This thesis evaluates the literature suggested data analysis approaches for a special type of data that arises in genomic experiments. In our data, we are interested in comparing the viral concentration of four groups of children. Variables that describe viral concentrations have a high proportion of values clumped at one point, which poses a problem when analysing this data. We denote such variables as variables with a point-mass.
To analyse the relationship between groups and viral concentrations we used four methods: the proportional odds model, the Tobit model, a combination of logistic regression and a linear model (Log+Lin model), and the Mann-Whitney test. The first three methods allow us to include additional explanatory variables in the analysis. Variables with a point-mass are handled as outcome variables.
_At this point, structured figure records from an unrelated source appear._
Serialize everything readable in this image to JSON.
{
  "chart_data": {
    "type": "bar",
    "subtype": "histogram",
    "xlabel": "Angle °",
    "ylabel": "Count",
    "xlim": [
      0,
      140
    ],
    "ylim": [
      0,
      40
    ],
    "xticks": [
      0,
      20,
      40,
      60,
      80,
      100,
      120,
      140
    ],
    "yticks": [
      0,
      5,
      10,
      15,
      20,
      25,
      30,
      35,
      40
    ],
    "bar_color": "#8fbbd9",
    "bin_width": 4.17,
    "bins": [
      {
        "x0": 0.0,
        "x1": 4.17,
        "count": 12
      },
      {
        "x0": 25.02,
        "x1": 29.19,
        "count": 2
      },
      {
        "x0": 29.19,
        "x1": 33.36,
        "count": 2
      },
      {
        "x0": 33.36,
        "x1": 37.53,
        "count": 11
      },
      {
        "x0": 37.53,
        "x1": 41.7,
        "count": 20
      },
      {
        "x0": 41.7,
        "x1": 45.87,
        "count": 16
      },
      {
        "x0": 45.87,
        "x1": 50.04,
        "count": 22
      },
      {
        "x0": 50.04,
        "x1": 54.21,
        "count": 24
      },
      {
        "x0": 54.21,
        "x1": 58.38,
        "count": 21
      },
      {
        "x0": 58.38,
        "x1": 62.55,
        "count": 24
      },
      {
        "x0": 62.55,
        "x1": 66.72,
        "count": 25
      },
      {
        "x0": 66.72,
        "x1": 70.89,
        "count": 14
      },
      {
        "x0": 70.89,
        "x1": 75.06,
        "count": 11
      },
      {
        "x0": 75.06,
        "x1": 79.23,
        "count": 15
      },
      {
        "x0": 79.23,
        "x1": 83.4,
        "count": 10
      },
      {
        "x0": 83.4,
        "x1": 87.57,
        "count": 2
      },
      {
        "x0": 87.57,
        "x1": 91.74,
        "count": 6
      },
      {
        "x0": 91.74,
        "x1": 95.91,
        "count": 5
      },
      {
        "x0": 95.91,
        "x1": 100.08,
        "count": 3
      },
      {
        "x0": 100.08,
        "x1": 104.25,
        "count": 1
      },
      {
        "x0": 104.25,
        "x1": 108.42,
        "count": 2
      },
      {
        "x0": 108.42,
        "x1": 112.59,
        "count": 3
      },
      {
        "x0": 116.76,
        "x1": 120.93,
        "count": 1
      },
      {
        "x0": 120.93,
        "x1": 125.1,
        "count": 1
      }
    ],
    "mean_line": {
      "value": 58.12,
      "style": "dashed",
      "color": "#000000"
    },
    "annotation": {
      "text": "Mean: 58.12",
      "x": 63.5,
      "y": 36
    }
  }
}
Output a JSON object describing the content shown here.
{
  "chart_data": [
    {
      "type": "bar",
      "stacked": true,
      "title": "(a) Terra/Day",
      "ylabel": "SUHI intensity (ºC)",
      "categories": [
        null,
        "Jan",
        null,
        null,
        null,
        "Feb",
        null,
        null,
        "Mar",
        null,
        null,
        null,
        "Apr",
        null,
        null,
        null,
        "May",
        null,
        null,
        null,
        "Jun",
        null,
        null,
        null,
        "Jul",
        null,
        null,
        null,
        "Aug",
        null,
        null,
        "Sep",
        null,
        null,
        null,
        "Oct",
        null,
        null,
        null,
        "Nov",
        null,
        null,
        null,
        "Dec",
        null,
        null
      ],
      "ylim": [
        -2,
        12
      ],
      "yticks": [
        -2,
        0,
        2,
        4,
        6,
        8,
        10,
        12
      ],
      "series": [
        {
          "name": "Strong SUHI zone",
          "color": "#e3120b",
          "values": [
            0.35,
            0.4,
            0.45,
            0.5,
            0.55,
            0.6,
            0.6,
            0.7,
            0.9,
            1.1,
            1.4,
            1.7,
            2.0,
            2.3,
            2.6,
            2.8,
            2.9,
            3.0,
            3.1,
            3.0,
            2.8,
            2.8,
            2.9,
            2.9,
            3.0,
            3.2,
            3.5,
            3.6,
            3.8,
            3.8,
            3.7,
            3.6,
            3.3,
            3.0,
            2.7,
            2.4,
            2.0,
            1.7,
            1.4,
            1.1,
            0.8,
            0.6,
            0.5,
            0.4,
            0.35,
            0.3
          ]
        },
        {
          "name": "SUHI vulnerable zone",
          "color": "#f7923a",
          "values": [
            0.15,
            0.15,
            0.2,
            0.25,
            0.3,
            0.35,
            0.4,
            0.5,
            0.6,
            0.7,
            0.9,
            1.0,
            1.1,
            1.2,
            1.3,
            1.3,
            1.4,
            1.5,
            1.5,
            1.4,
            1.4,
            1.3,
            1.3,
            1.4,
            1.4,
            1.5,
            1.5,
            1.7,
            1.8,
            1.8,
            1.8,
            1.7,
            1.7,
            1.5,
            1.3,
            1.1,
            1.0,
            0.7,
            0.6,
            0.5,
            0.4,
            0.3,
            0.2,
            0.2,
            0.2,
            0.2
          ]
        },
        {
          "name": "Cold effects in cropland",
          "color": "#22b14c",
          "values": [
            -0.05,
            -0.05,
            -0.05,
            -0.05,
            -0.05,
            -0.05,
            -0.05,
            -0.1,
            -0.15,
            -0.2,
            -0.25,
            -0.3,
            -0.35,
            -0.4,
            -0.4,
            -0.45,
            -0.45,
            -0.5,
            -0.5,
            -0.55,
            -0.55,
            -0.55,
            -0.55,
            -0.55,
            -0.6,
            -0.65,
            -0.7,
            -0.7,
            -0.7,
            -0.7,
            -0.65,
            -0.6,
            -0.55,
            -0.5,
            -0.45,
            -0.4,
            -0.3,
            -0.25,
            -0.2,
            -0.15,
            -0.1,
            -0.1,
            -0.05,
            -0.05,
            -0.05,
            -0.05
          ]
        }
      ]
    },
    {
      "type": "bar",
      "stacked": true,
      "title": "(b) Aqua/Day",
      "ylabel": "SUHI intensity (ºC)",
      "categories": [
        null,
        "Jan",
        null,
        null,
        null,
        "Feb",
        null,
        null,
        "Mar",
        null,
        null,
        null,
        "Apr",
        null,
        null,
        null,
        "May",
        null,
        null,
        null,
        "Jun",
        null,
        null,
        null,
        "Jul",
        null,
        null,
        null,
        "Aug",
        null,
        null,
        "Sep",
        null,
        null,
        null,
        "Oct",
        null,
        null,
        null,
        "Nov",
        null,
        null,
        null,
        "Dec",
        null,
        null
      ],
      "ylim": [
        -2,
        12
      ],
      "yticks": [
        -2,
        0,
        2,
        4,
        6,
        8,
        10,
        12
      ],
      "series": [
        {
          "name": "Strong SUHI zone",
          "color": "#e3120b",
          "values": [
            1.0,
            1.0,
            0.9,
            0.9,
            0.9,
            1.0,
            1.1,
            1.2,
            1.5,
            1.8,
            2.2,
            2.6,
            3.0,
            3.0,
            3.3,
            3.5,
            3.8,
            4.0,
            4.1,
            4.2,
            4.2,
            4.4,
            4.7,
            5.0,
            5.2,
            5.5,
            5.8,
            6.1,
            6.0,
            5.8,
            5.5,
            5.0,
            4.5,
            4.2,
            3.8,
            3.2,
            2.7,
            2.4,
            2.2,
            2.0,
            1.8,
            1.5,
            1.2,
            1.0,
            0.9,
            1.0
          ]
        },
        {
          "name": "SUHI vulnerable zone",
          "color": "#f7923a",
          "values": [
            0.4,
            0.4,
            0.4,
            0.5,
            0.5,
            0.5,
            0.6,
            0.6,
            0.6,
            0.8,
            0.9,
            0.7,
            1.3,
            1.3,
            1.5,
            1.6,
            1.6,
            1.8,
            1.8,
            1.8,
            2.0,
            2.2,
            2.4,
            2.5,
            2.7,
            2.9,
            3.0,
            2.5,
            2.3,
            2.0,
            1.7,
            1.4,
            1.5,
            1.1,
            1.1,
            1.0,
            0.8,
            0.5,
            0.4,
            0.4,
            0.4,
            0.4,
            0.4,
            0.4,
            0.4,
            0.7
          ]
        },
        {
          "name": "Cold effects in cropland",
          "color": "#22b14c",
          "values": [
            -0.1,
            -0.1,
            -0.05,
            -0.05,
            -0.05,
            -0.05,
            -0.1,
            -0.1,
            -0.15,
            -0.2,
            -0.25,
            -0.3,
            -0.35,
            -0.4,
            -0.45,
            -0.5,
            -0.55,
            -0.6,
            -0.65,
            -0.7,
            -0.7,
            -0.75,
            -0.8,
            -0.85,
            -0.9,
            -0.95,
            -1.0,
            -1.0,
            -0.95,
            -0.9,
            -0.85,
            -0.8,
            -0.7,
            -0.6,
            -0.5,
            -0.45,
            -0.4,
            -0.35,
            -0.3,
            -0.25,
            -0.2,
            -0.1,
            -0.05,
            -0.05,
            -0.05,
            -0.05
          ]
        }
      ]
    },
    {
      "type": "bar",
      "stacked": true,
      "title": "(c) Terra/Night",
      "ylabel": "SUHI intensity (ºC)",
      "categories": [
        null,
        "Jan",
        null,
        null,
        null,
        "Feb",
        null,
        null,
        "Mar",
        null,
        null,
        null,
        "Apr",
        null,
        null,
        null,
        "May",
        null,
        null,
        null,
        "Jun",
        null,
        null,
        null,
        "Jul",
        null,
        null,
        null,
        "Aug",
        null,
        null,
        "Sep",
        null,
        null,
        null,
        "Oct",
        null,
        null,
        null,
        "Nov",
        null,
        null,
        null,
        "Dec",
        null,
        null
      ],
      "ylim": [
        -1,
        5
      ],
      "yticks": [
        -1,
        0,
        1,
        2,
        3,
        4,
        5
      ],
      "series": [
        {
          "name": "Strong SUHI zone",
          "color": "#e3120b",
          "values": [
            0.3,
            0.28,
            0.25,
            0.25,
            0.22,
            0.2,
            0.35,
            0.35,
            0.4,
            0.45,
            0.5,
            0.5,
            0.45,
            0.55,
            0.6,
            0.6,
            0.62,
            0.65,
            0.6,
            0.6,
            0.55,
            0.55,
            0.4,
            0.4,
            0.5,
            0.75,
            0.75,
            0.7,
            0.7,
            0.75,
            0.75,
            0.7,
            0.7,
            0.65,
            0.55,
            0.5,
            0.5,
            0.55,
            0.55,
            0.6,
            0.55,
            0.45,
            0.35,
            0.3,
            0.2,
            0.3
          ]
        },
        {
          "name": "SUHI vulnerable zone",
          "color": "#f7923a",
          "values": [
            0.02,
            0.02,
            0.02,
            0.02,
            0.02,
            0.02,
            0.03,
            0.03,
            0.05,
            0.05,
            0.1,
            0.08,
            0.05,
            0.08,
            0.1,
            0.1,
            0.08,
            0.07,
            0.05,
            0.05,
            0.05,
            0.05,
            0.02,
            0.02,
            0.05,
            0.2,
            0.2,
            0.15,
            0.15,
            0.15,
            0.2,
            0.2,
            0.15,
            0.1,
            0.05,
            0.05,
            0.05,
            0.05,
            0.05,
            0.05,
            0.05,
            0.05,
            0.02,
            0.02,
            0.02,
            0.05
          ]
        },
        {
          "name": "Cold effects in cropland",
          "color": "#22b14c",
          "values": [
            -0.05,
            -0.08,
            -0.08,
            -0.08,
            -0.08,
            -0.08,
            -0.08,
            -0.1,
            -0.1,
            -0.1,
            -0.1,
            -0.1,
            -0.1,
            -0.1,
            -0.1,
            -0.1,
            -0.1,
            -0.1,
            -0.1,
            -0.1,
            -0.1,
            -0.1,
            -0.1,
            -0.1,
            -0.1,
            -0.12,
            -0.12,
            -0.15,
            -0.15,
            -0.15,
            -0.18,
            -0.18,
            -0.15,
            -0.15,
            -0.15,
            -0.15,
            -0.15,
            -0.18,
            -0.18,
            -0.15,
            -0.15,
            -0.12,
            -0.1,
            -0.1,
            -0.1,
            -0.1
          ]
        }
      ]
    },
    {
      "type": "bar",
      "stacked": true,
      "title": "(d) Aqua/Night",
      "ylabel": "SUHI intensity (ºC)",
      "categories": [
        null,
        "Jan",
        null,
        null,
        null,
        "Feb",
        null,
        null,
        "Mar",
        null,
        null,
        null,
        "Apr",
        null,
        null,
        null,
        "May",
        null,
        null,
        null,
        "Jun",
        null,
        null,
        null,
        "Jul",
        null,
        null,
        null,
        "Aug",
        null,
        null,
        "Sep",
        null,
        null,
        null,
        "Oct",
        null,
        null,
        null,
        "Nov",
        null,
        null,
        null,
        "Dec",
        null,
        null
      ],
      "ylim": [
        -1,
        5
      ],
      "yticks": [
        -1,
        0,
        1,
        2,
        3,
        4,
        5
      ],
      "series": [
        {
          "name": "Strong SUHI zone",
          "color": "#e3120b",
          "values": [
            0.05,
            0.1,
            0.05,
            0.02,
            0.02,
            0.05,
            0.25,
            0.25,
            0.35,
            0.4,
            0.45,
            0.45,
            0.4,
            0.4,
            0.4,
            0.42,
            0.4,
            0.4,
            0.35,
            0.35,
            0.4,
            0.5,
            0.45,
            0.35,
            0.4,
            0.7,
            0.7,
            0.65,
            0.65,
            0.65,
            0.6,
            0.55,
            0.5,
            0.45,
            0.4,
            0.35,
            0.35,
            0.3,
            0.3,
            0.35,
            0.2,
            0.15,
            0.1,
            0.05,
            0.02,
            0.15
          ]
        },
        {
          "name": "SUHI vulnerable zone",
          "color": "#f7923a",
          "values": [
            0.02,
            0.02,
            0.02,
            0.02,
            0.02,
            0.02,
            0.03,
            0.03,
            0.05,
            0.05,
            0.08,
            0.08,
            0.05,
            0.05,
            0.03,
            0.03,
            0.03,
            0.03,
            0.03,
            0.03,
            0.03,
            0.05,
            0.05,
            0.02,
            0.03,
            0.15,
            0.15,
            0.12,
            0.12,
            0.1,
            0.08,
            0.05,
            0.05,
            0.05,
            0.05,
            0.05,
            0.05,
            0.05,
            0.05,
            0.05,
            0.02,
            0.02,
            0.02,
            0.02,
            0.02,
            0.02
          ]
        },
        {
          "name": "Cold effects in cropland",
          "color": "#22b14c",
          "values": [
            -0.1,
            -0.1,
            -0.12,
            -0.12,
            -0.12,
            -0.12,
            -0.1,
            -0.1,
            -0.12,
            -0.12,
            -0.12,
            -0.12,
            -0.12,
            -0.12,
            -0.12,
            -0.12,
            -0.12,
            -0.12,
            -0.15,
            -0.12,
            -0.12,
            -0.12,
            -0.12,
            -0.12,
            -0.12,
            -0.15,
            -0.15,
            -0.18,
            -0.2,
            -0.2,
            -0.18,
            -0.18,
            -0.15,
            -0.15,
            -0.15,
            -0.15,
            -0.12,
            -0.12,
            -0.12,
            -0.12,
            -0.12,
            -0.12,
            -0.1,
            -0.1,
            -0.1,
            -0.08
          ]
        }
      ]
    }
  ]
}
We assessed the performance of the selected methods in different situations through a series of simulation studies. Our results indicate that consonant and dissonant effects, as well as the property of proportionality in the data, have a big impact on method performance. The proportional odds model, the Tobit model and the Mann-Whitney test have comparable power to identify differences between groups in most situations, but only the Tobit model keeps an adequate type I error in all situations. The only considered two-part test in the study, the Log+Lin model, has an advantage over the mentioned one-part tests when dissonant differences and nonproportionality are present in the data. Because we expect to find both properties in our data, we recommend the use of the two-part approach.
Additionally, we assessed the performance of a test that validates the proportional odds assumption. The test proved to be anti-conservative and loses power when the sample size is small.